Lee Ki-Sun, Lee Eunyoung, Choi Bareun, Pyun Sung-Bom
Medical Science Research Center, Ansan Hospital, Korea University College of Medicine, Ansan-si 15355, Korea.
Department of Physical Medicine and Rehabilitation, Anam Hospital, Korea University College of Medicine, Seoul 02841, Korea.
Diagnostics (Basel). 2021 Feb 13;11(2):300. doi: 10.3390/diagnostics11020300.
Video fluoroscopic swallowing study (VFSS) is considered as the gold standard diagnostic tool for evaluating dysphagia. However, it is time consuming and labor intensive for the clinician to manually search the recorded long video image frame by frame to identify the instantaneous swallowing abnormality in VFSS images. Therefore, this study aims to present a deep leaning-based approach using transfer learning with a convolutional neural network (CNN) that automatically annotates pharyngeal phase frames in untrimmed VFSS videos such that frames need not be searched manually.
To determine whether the image frame in the VFSS video is in the pharyngeal phase, a single-frame baseline architecture based the deep CNN framework is used and a transfer learning technique with fine-tuning is applied.

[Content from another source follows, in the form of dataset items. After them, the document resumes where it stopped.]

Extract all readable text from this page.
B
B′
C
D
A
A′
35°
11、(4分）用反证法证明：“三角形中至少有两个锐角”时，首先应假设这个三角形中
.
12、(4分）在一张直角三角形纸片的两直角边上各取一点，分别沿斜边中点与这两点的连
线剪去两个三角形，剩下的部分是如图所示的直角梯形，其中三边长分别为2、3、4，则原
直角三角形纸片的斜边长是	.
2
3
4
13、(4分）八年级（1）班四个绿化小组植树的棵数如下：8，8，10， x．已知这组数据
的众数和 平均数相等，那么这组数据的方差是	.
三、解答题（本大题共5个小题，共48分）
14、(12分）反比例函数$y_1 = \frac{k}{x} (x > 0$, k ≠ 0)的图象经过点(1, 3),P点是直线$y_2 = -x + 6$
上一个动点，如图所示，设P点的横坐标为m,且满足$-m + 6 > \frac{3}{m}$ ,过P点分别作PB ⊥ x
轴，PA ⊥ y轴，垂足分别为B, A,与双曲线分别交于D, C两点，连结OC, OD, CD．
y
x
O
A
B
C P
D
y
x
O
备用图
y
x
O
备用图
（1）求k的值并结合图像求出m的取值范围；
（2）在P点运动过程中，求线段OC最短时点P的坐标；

Compared with all experimental CNN models, that fine-tuned with two blocks of the VGG-16 (VGG16-FT5) model achieved the highest performance in terms of recognizing the frame of pharyngeal phase, that is, the accuracy of 93.20 (±1.25)%, sensitivity of 84.57 (±5.19)%, specificity of 94.36 (±1.21)%, AUC of 0.8947 (±0.0269) and Kappa of 0.7093 (±0.0488).

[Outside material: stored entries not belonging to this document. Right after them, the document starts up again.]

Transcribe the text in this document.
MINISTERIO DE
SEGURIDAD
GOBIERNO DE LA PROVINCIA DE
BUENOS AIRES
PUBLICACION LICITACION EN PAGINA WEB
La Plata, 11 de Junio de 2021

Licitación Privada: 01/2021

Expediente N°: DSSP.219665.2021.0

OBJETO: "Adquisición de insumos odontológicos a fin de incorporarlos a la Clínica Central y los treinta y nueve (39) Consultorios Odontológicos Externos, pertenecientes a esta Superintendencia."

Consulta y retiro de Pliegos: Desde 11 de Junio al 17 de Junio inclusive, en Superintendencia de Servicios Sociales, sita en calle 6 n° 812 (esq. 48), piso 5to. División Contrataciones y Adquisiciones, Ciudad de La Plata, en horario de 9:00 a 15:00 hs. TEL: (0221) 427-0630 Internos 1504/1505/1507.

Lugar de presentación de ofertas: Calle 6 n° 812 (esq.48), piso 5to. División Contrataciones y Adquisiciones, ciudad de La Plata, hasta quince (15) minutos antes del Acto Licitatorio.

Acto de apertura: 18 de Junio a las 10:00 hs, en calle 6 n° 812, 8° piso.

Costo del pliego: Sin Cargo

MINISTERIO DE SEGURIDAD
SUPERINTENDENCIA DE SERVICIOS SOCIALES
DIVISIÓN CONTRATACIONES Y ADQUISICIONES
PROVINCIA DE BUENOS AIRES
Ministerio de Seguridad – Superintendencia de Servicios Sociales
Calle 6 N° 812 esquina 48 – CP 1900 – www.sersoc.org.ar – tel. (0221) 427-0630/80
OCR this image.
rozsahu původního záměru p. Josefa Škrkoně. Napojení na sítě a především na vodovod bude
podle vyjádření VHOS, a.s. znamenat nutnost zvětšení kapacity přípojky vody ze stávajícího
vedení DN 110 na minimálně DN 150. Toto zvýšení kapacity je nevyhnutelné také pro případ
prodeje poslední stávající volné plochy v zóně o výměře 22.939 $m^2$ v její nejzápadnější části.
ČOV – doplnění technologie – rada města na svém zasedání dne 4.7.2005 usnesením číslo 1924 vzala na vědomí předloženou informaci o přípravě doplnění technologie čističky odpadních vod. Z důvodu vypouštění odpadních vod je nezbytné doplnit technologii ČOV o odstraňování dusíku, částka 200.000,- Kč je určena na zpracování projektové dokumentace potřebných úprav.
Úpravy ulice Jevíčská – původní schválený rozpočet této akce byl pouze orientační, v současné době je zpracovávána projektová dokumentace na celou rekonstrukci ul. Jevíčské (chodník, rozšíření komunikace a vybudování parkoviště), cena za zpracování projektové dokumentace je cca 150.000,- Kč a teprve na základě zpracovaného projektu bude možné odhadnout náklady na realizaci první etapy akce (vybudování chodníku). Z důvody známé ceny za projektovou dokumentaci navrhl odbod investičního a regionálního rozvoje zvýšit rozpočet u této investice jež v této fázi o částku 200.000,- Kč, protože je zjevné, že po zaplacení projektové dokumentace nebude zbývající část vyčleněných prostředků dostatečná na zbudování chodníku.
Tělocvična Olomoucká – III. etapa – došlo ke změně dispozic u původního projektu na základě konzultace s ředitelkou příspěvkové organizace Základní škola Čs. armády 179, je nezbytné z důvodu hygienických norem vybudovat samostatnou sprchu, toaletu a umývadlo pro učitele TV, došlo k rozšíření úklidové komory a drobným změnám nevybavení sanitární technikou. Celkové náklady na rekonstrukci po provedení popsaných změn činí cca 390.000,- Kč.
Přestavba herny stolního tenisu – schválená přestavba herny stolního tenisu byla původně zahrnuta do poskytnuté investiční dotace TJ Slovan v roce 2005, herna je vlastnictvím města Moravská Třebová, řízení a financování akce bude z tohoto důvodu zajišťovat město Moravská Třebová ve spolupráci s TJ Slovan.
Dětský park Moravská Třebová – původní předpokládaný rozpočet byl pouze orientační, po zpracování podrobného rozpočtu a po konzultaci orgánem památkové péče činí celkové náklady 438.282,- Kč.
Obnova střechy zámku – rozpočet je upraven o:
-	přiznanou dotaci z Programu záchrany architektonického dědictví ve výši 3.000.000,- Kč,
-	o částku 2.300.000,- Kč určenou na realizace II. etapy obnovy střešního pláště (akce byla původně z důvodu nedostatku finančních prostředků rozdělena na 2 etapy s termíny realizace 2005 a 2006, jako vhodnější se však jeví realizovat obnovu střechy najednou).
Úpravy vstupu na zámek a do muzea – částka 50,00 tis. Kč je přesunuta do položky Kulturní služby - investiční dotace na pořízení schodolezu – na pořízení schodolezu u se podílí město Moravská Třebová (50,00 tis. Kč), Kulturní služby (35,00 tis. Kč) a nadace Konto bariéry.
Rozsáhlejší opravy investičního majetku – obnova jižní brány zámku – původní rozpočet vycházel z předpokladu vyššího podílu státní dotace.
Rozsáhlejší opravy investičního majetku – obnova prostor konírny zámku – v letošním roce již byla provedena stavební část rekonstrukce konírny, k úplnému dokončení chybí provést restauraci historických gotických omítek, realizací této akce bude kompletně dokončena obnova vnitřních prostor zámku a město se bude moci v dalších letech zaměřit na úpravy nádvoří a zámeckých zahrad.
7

Using appropriate and fine-tuning techniques and explainable deep learning techniques such as grad CAM, this study shows that the proposed single-frame-baseline-architecture-based deep CNN framework can yield high performances in the full automation of VFSS video analysis.
视频荧光吞咽造影研究(VFSS)被认为是评估吞咽困难的金标准诊断工具。然而,临床医生逐帧手动搜索记录的长视频图像以识别VFSS图像中的瞬时吞咽异常既耗时又费力。因此,本研究旨在提出一种基于深度学习的方法,使用卷积神经网络(CNN)进行迁移学习,自动标注未剪辑的VFSS视频中的咽期帧,从而无需手动搜索帧。

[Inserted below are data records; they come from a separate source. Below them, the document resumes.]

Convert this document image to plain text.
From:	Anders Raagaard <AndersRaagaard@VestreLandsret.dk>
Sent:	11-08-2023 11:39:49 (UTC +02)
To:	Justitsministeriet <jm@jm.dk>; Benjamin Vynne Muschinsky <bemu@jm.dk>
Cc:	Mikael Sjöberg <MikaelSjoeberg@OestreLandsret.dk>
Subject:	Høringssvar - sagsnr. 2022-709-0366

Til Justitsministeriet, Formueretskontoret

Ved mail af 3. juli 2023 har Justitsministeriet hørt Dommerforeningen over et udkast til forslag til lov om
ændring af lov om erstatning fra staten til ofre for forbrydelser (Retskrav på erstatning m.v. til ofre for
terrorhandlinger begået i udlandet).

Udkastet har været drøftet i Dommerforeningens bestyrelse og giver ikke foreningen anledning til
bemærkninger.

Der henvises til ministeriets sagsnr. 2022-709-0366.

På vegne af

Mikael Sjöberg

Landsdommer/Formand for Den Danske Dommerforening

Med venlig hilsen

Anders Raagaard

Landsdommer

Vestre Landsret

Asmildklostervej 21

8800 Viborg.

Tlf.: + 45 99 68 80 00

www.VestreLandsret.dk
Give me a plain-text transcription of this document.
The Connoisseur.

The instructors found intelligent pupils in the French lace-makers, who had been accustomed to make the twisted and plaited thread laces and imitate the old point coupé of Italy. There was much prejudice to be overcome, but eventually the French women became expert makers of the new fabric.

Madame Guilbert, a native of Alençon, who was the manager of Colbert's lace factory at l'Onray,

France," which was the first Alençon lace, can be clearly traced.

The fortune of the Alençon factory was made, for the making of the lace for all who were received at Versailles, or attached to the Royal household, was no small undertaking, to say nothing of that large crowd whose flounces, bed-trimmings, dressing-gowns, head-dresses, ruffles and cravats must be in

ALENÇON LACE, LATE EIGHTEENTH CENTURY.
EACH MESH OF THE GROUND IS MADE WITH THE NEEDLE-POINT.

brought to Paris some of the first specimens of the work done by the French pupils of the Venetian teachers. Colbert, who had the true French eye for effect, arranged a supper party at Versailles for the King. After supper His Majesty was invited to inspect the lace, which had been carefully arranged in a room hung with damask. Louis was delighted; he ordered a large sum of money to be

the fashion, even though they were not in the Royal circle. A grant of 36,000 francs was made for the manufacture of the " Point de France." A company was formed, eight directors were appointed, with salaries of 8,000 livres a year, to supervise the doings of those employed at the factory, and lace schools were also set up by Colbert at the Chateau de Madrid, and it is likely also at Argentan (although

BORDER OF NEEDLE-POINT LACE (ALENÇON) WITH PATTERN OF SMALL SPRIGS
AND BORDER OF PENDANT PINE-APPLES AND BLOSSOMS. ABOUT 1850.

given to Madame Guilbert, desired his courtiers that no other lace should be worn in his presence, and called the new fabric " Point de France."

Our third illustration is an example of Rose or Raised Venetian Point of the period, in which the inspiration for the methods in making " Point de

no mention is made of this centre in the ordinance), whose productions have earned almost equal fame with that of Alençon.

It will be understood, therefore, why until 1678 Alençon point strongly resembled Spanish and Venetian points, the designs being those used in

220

为了确定VFSS视频中的图像帧是否处于咽期,使用了基于深度CNN框架的单帧基线架构,并应用了带有微调的迁移学习技术。
与所有实验性CNN模型相比,用VGG-16的两个模块进行微调的模型(VGG16-FT5)在识别咽期帧方面表现最佳,即准确率为93.20(±1.25)%,灵敏度为84.57(±5.19)%,特异性为94.36(±1.21)%,曲线下面积(AUC)为0.8947(±0.0269),kappa值为0.7093(±0.0488)。
本研究表明,使用适当的微调技术和诸如梯度加权类激活映射(grad CAM)等可解释的深度学习技术,所提出的基于单帧基线架构的深度CNN框架在VFSS视频分析的完全自动化方面可产生高性能。